Calculating the Hessian of loss function wrt torch network parameters

Is there an efficient way to compute second order gradients (at least a partial Hessian) of a loss function with respect to the parameters of a network using PyTorch autograd? How torch.autograd.functional.hessian(func, inputs, ...) works doesn’t play nice at all with Torch modules after all, since a standard loss function does not take the network parameters themselves as inputs, and operates on the network itself.

Two leads I have on this are the following, but neither really solve the problem:

  1. A similar problem is discussed here in the forums: Using `autograd.functional.jacobian`/`hessian` with respect to `nn.Module` parameters.
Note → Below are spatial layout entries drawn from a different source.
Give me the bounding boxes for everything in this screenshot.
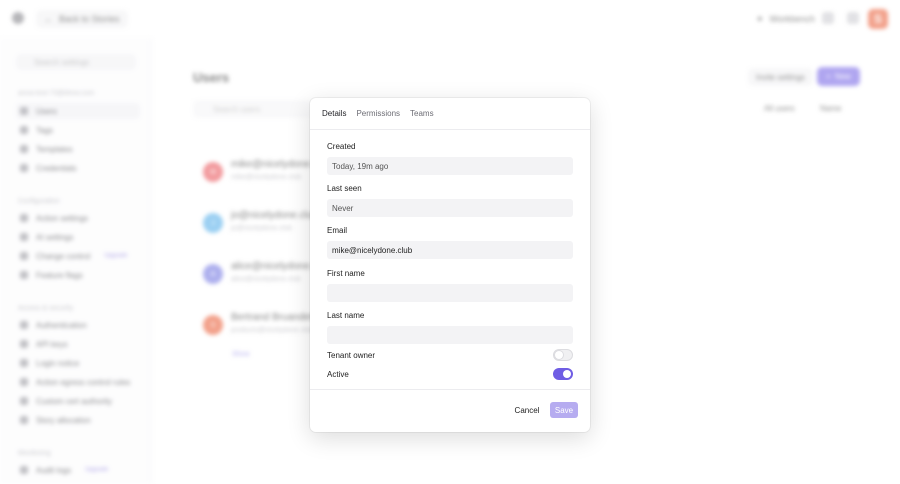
- active-label: Active: [327, 370, 349, 379]
- first-name-label: First name: [327, 269, 365, 278]
- created-field[interactable]: [327, 157, 573, 175]
- last-seen-label: Last seen: [327, 184, 362, 193]
- last-seen-field[interactable]: [327, 199, 573, 217]
- last-name-field[interactable]: [327, 326, 573, 344]
- save-button[interactable]: Save: [550, 402, 578, 418]
- tenant-owner-toggle[interactable]: [553, 349, 573, 361]
- tab-permissions[interactable]: Permissions: [356, 109, 400, 118]
- tenant-owner-label: Tenant owner: [327, 351, 376, 360]
- modal-footer-divider: [310, 389, 590, 390]
- email-label: Email: [327, 226, 348, 235]
- email-field[interactable]: [327, 241, 573, 259]
- user-details-modal: Details Permissions Teams Created Last s…: [310, 98, 590, 432]
- created-label: Created: [327, 142, 356, 151]
- tab-teams[interactable]: Teams: [410, 109, 434, 118]
- last-name-label: Last name: [327, 311, 365, 320]
- toggle-knob: [555, 351, 563, 359]
- active-toggle[interactable]: [553, 368, 573, 380]
- first-name-field[interactable]: [327, 284, 573, 302]
- cancel-button[interactable]: Cancel: [510, 402, 544, 418]
- modal-tabs: Details Permissions Teams: [310, 98, 590, 130]
- toggle-knob: [563, 370, 571, 378]
- tab-details[interactable]: Details: [322, 109, 346, 118]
It’s a bit outdated now perhaps, so I don’t know if there are more viable solutions at the moment.

  2. I found a quite cumbersome possible workaround in machine learning - How to compute hessian matrix for all parameters in a network in pytorch? - Stack Overflow, which suggests writing a wrapper function that:
    a) takes in flattenned all network parameters,
    b) unflattens them inside,
    c) and then basically mimicks a forward pass and computes the loss,
    all in order to make it play nice with torch.autograd.functional.hessian(). It could work, but I feel there has to be a better way…

Does anyone have a better way to work around this? Thank you!



I am trying to compute Hessian of a loss function w.r.t the parameters of a network using PyTorch autograd. Can you please share your code here or provide me an example how I can do it?